Alvos da polícia: Bandidos "roubam" carros de luxo de R$ 250 mil e vendem em Goiás por R$ 15 mil
A Polícia Civil de Goiás, por meio da DERFRVA, deflagrou na manhã desta quinta-feira (5) a Operação Comander para cumprir 14 mandados de prisão temporária e 58 de busca

A Polícia Civil de Goiás, por meio da Delegacia Estadual de Repressão a Furtos e Roubos de Veículos Automotores (DERFRVA), deflagrou na manhã desta quinta-feira (5) a Operação Comander, com o objetivo de desmantelar um esquema interestadual de venda de veículos de luxo roubados, envolvendo comerciantes e receptadores de Goiás, São Paulo e Rio de Janeiro.
Durante a ação, iniciada simultaneamente em Goiânia, Trindade, São Paulo, Sorocaba, São José dos Campos e no Rio de Janeiro, foram expedidos 68 mandados judiciais, sendo 14 de prisão temporária e 58 de busca e apreensão.

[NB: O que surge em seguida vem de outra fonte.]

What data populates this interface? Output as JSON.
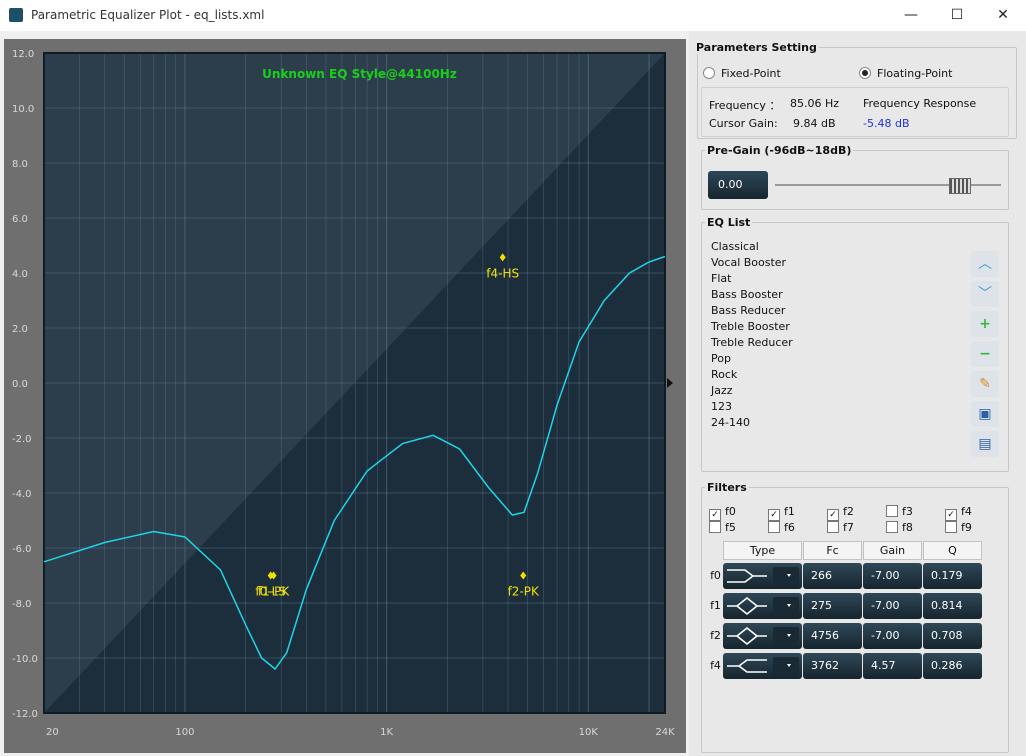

O nome da operação faz referência ao modelo de um dos veículos de luxo roubados, um Jeep Commander, oferecido aos criminosos e comerciantes goianos por apenas R$ 15 mil, enquanto seu valor de mercado é estimado em R$ 250 mil. A discrepância chamou a atenção dos agentes, evidenciando a dimensão de um esquema criminoso voltado para o roubo, desmontagem, adulteração e revenda de veículos de alto valor.
A operação contou com suporte das Polícias Civis de São Paulo e do Rio de Janeiro, além do Laboratório de Identificação Veicular da Superintendência de Polícia Técnico-Científica de Goiás, que desempenhou um papel fundamental na análise detalhada de veículos e peças apreendidas.
Segundo as investigações da Polícia Civil, o grupo criminoso atuava em várias frentes dentro da cadeia de roubo e revenda de veículos de luxo. Os carros, especialmente de modelos caros e desejados, eram primeiramente roubados em estados como São Paulo e Rio de Janeiro, para então serem transportados para Goiás, onde passavam por adulterações de chassi, documentos falsificados e, em alguns casos, desmonte para a venda de peças.
De acordo com as apurações, os veículos roubados eram oferecidos a receptadores goianos por valores muito abaixo do mercado, evidenciando a prática criminosa.
"Um veículo com valor venal de R$ 250 mil vendido por R$ 15 mil levanta suspeitas imediatas. Essa diferença gritante mostra que havia uma rede organizada que explorava especialmente a fragilidade de sistemas de revenda e desmanche", explicou um investigador.
Além disso, algumas peças oriundas desses carros já tinham sido identificadas em oficinas, ferros-velhos e comércios automotivos de Goiânia e Trindade, destacando a extensão do esquema e a dificuldade enfrentada pelas autoridades para rastrear os produtos ilícitos.
Com a deflagração da Operação Comander, os 14 mandados de prisão temporária e 58 mandados de busca e apreensão se concentraram em encontrar documentos, ferramentas de adulteração, peças, veículos e quaisquer registros que possam comprovar a atuação do grupo. As buscas abrangeram imóveis residenciais e comerciais, desde as oficinas investigadas até residências de suspeitos vinculados ao esquema, passando também por estabelecimentos comerciais em São Paulo e no Rio de Janeiro.
Com o apoio do Laboratório de Identificação Veicular, a Polícia Técnico-Científica analisará os bens apreendidos para determinar a origem dos veículos adulterados ou desmontados. Essa avaliação é crucial para garantir o retorno dos bens aos donos originais e para traçar a rota completa do que os investigadores chamam de "rede de luxo do crime automotivo".
Dada a complexidade da organização criminosa, a Polícia Civil de Goiás articulou uma operação conjunta com forças policiais de São Paulo e do Rio de Janeiro. A coordenação interestadual foi essencial para garantir eficiência no cumprimento simultâneo dos mandados e na coleta de provas distribuídas em diversas regiões do Brasil.